Local apple farming looking better than last spring

Posted at 6:17 PM, Mar 25, 2015
and last updated 2015-03-25 18:32:14-04

COOPERSVILLE, Mich. -- Last year was tough on Michigan crops. The brutally long, cold winter then cool summer made it tough on fruit growers in particular. 2015 is looking much better.

“We have ten to twenty times the number of flower buds or flower, fruit-let potential on the trees then we need” says apple grower Philip Schwallier of Schwallier's Country Basket.

The cool weather has been a positive for apple orchards and, believe it or not, fruit trees do well in winter weather.  “We got down to 25 below zero, and that’s okay for fruit trees. They’re pretty resilient, so we aren’t too concerned," explains Schwallier.

“Fruit growers are also the only ones to want winter to last forever,” says Schwallier, “Right now we like this cold weather.
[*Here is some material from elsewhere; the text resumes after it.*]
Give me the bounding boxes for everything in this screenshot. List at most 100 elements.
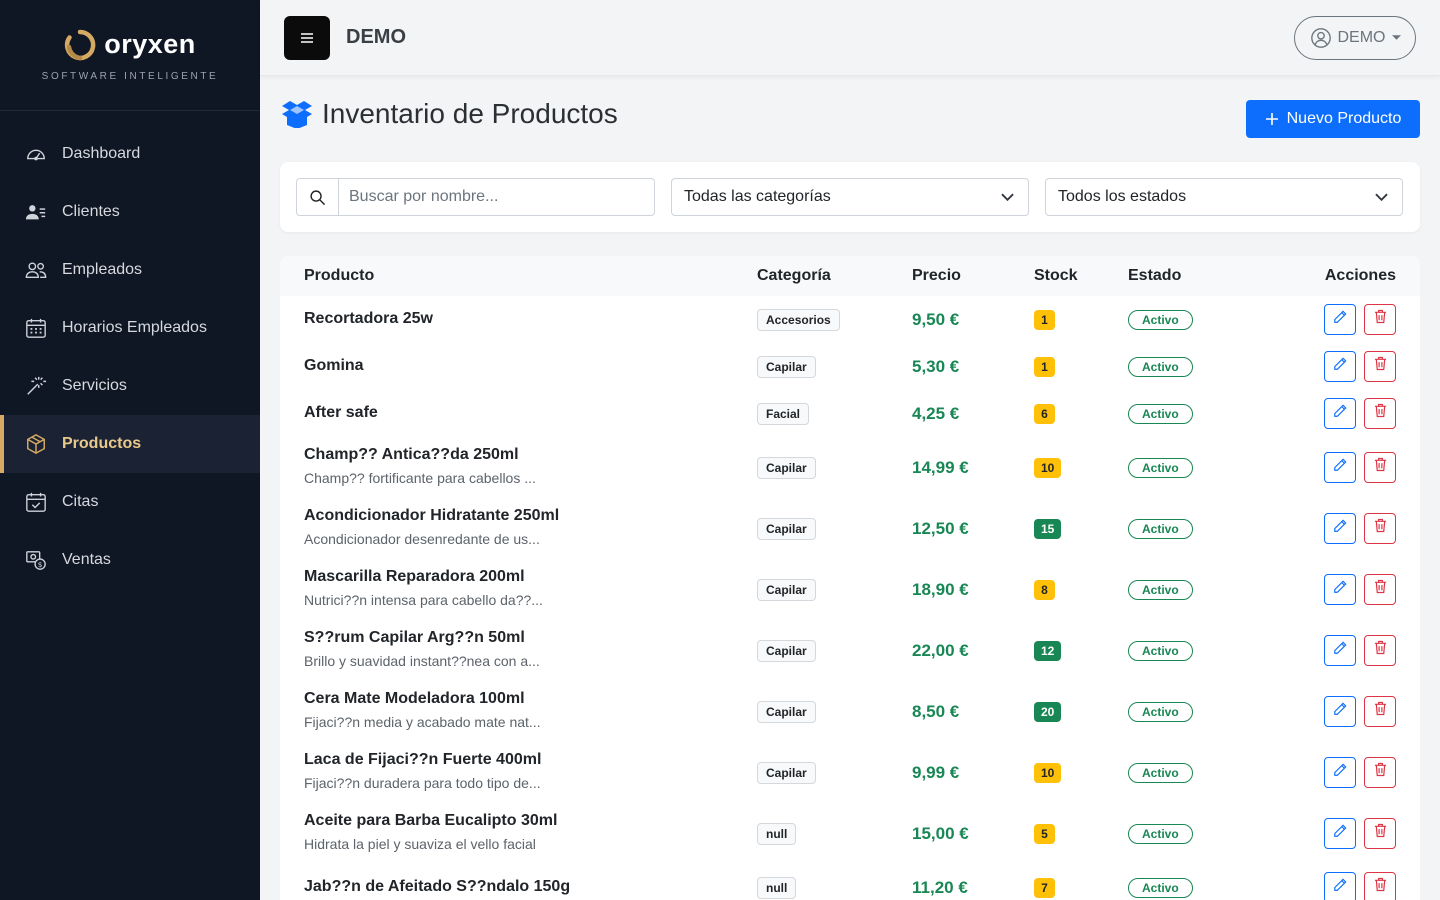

Nobody else likes it but we do.”

Winter-like weather means trees are slower to bud, and there's less frost danger. It's warm days and cold nights that worry growers, because frost can damage or destroy spring buds.

Farmers don't mind the recent lack of rain, either.

“That’s actually helped us get much more work done; that doesn’t bother us right now," says Schwallier, "We’d like to have that rain in the summer time. We get more than enough rain in the winter time through snow.”

With plenty of buds on the apple trees, it looks like it is going to be a fruitful year for apple farmers in West Michigan.